Spending about 30 per cent
of the additional revenue from a 15 per cent GST on
increasing welfare payments would lift full-rate
pensions and allowances such as Newstart by about 5 per
cent. This would leave two-thirds of low-income
households better off – a helpful buffer to ease
concerns voiced by the welfare lobby that compensation
might be eroded over time.
Committing a further 30 per cent of additional revenue
to income tax cuts will allow the government to shave 1
to 2.5 percentage points off the bottom two tax rates,
improving work incentives and helping households further
up the income scale.
Together the proposed
welfare increases and tax cuts would fully offset the
increase in GST for most low and middle-income
households – those earning up to $100,000 a year.
Overall the tax and transfer system would become more
progressive.
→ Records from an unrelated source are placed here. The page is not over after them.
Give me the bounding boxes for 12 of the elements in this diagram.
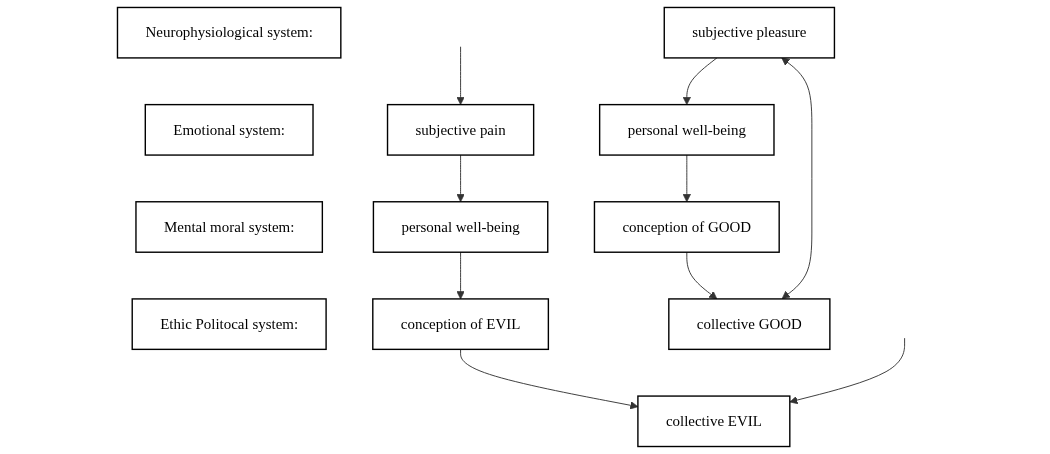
node-box: conception of EVIL: [372, 298, 549, 351]
node-box: collective EVIL: [637, 395, 791, 448]
node-box: subjective pleasure: [663, 6, 836, 59]
node-box: subjective pain: [386, 103, 535, 156]
node-box: personal well-being: [372, 201, 549, 253]
node-box: Emotional system:: [144, 103, 314, 156]
node-box: Neurophysiological system:: [116, 6, 342, 59]
node-box: collective GOOD: [668, 298, 831, 351]
node-box: personal well-being: [598, 103, 775, 156]
node-box: Mental moral system:: [135, 201, 323, 253]
node-box: conception of GOOD: [593, 201, 780, 253]
node-box: Ethic Politocal system:: [131, 298, 327, 351]
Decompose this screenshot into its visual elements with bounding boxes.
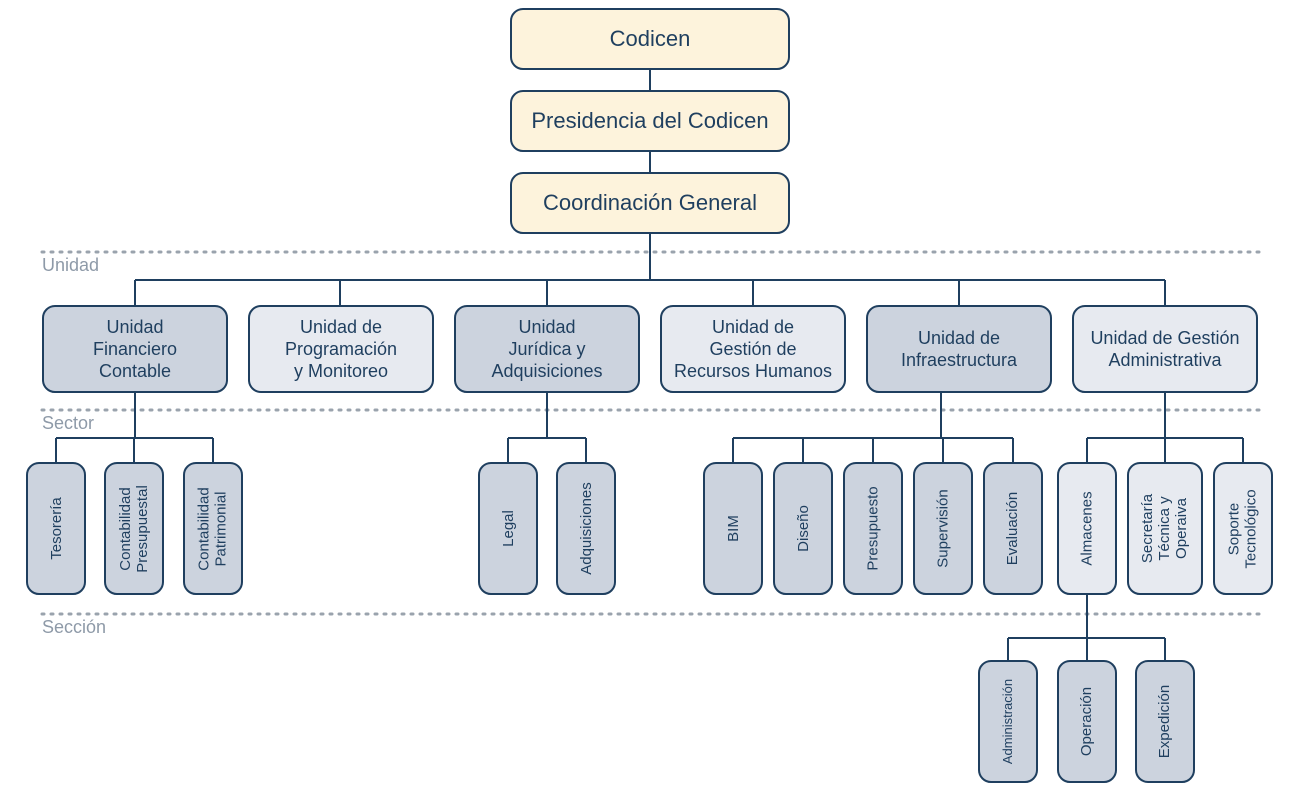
node-presidencia: Presidencia del Codicen — [510, 90, 790, 152]
node-seccion-administracion: Administración — [978, 660, 1038, 783]
node-sector-adquisiciones: Adquisiciones — [556, 462, 616, 595]
node-unidad-juridica: Unidad Jurídica y Adquisiciones — [454, 305, 640, 393]
node-unidad-rrhh: Unidad de Gestión de Recursos Humanos — [660, 305, 846, 393]
node-sector-bim: BIM — [703, 462, 763, 595]
node-sector-secretaria-tecnica: Secretaría Técnica y Operaiva — [1127, 462, 1203, 595]
node-codicen: Codicen — [510, 8, 790, 70]
node-unidad-gestion-administrativa: Unidad de Gestión Administrativa — [1072, 305, 1258, 393]
node-sector-almacenes: Almacenes — [1057, 462, 1117, 595]
node-unidad-programacion: Unidad de Programación y Monitoreo — [248, 305, 434, 393]
node-unidad-infraestructura: Unidad de Infraestructura — [866, 305, 1052, 393]
node-sector-presupuesto: Presupuesto — [843, 462, 903, 595]
node-coordinacion-general: Coordinación General — [510, 172, 790, 234]
node-sector-diseno: Diseño — [773, 462, 833, 595]
node-sector-contabilidad-patrimonial: Contabilidad Patrimonial — [183, 462, 243, 595]
node-sector-evaluacion: Evaluación — [983, 462, 1043, 595]
node-sector-contabilidad-presupuestal: Contabilidad Presupuestal — [104, 462, 164, 595]
node-sector-soporte-tecnologico: Soporte Tecnológico — [1213, 462, 1273, 595]
level-label-seccion: Sección — [42, 617, 107, 637]
level-label-unidad: Unidad — [42, 255, 100, 275]
node-seccion-expedicion: Expedición — [1135, 660, 1195, 783]
node-sector-tesoreria: Tesorería — [26, 462, 86, 595]
level-label-sector: Sector — [42, 413, 95, 433]
node-seccion-operacion: Operación — [1057, 660, 1117, 783]
node-sector-supervision: Supervisión — [913, 462, 973, 595]
node-sector-legal: Legal — [478, 462, 538, 595]
node-unidad-financiero-contable: Unidad Financiero Contable — [42, 305, 228, 393]
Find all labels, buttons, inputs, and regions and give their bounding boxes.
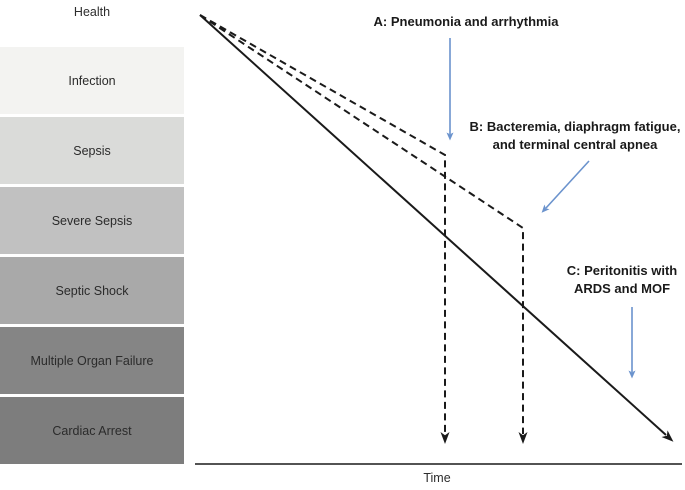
annotation-a: A: Pneumonia and arrhythmia: [366, 13, 566, 31]
ladder-label-cardiac-arrest: Cardiac Arrest: [52, 423, 132, 438]
ladder-label-infection: Infection: [68, 73, 116, 88]
ladder-box-severe-sepsis: Severe Sepsis: [0, 187, 184, 254]
trajectory-c-line: [199, 14, 674, 442]
ladder-box-multiple-organ-failure: Multiple Organ Failure: [0, 327, 184, 394]
annotation-b-line2: and terminal central apnea: [492, 137, 658, 153]
health-axis-label: Health: [73, 5, 111, 19]
annotation-b: B: Bacteremia, diaphragm fatigue, and te…: [462, 118, 685, 155]
ladder-label-severe-sepsis: Severe Sepsis: [51, 213, 133, 228]
ladder-box-cardiac-arrest: Cardiac Arrest: [0, 397, 184, 464]
trajectory-a-line: [199, 14, 450, 444]
annotation-c: C: Peritonitis with ARDS and MOF: [549, 262, 685, 299]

But not everyone can be fully compensated.
Promising "no losers" is a sure-fire way to erode any
revenue benefits from the package.
A potential sticking point
will be how the Commonwealth and states split the
remaining 40 per cent of additional revenue. About $5
billion a year is probably the minimum price for state
co-operation – this would grow over time with revenue
collections and would be enough to make a meaningful
dent in hospital spending growth. That would leave
another $5 billion to reduce the Commonwealth's budget
deficit, or to pay for other tax cuts that will promote
economic growth.
The other sticking point
will be how to rearrange payments from the Commonwealth
to the states. Most states will want to keep all the GST
revenue. If they agree to the Commonwealth keeping a
share, history suggests the Commonwealth will
unilaterally decide to take a bigger share at some point
in the future.
To make the books balance,
the Commonwealth would have to treat the additional GST
money as a substitute for the grants now earmarked for
hospitals or independent schools. Lobby groups are
unlikely to be happy about states having more freedom to
change priorities in these areas.
An extended tax debate
might not be everyone's idea of a fun way to spend a
sunny Friday in December, but it's vital that our
leaders resolve the current impasse and find common
ground.
We think there is a deal
to be done that would support economic growth, make the
tax and transfer system more progressive, help improve
the budgets for Commonwealth and state governments, and
even strengthen our federation.
And that might be the best
Christmas tax-reform cheer we can hope for.